Lolium rigidum is a species of annual grass. Common names by which it is known include annual ryegrass, a name also given to Italian ryegrass (Lolium multiflorum), rigid ryegrass, stiff darnel, Swiss ryegrass and Wimmera ryegrass. It is a native of southern Europe, northern Africa, the Middle East and the Indian subcontinent and is grown as a forage crop, particularly in Australia.
Lolium rigidum is an annual grass that grows in open tussocks. It has fibrous roots and can grow up to a metre tall. The plant form is usually erect but may be prostrate. The stems are often geniculate (with a knee-like bend) and are purplish at the base. The leaves are 5 to 25 cm (2 to 10 in) long, and 3 to 5 mm (0.12 to 0.20 in) wide; the upper surface is glossy dark green, flat and hairless with longitudinal veins, and the underside is shiny and smooth.
The young leaves are rolled when in bud, the auricles are small and the ligule is white and translucent, wider than it is long. The unbranched flower spike is up to 30 cm (12 in) long, with the spikelets on alternating sides and edgeways-on to the rachis (stem), pressed into recesses in the stem.
The spikelets bear up to twelve florets, mostly with a single glume, with only the terminal floret having two. The glumes are up to three-quarters the length of the spikelet; their outer surface is finely ribbed with longitudinal veins. There is no awn, the lemma is oblong and has five nerves and the palea is a similar shape with two nerve and a few fine hairs. The three anthers are yellow.
Lolium rigidum is a native of the Mediterranean area. Its natural range includes Western, Southern and Central Europe, northern Africa, the Near East, western Asia and the Indian sub-continent. It has spread to many other parts of the world and is considered invasive in some regions. It is planted in Australia as a forage crop but not usually in Europe.
Lolium rigidum is a diploid grass with a chromosome number of n=7 (2n=14). It exhibits much genetic variability and grows readily in a variety of situations and habitats. It can hybridise with both perennial (L. perenne) and Italian ryegrass (L. multiflorum), as well as some species of Festuca. It propagates solely by seed; freshly shed seed displays dormancy. It is sometimes infected by a rust fungus which has an inhibitory effect on the growth of clovers.
The flower spike of L. rigidum may become infected by a certain species of bacteria, which results in the production of corynetoxins which are toxic to livestock; ingestion of infected material causes a disease, known as annual ryegrass toxicity or annual ryegrass staggers, which is known to occur in the west and south of Australia and in South Africa. The infection is caused by the bacterium Rathayibacter toxicus, which is introduced into the grass by the nematode Anguina funesta. This nematode causes galls on the grass flower spikes and it is in these that the bacteria multiply. Infected galls are present in the winter, but become more toxic as the inflorescence dies in spring. The disease occurs when the pasture is grazed at this toxic stage. Topping the pasture before grazing may prevent the condition, but the seed heads are still toxic when preserved as hay.
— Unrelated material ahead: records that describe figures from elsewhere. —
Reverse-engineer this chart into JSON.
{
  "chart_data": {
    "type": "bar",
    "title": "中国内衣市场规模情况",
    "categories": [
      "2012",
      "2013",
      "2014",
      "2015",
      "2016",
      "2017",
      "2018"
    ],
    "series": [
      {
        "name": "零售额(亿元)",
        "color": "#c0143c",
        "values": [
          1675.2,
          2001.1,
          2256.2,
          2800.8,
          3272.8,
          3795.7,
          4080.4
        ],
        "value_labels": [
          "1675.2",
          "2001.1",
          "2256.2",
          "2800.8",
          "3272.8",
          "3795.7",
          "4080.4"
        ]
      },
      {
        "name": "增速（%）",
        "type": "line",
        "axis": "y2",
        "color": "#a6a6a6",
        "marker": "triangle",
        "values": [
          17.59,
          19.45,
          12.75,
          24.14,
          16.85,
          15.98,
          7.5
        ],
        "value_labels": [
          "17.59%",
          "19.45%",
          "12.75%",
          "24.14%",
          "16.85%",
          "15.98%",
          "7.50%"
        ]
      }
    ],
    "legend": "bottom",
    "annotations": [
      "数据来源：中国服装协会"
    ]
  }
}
The symptoms of poisoning are neurological, often causing a mortality rate of forty to fifty percent in infected animals.
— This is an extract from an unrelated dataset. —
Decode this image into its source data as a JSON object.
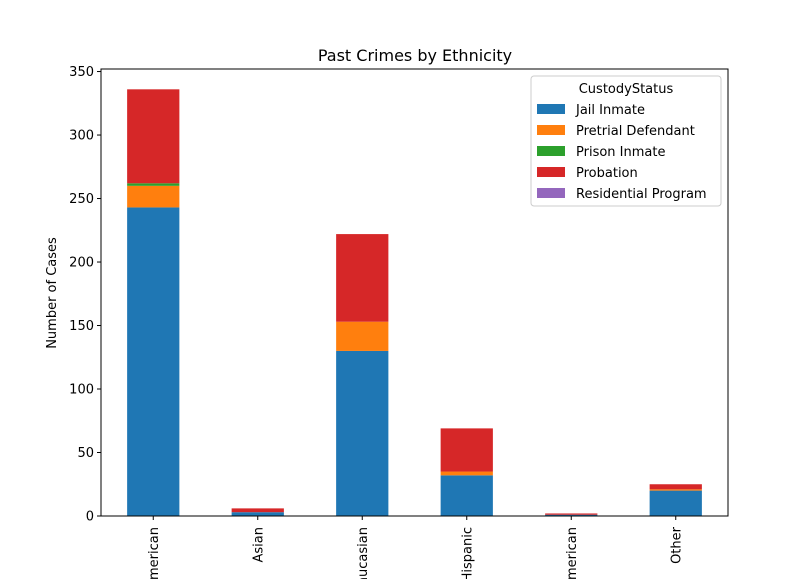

L. rigidum is susceptible to infection by ergot (Claviceps purpurea), and also by take-all fungus (Gaeumannomyces graminis) which can cause serious losses in cereal crops.
Lolium rigidum is grown as a forage crop in suitable areas. About 80% of the seed germinates in the autumn, soon after the first significant rains, and about 5% may remain dormant for twelve months. The plant has vigorous growth, and flowering is initiated when the day length is at least eight hours. This means that the crop has a relatively uniform flowering period in late winter/early spring.
Because L. rigidum has been grown as a forage crop in southern Australia since the nineteenth century and seeds readily, it grows ubiquitously in the region with large, genetically diverse populations. Now that arable crops are increasingly been grown, it has become an important weed of these crops. Attempts to control it with herbicide have met with an unexpectedly high level of herbicide resistance. Over 90% of plants in some populations are tolerant to some of the widely used herbicides. Instead of wiping out the L. rigidum, the herbicides have resulted in the selection of resistant genotypes.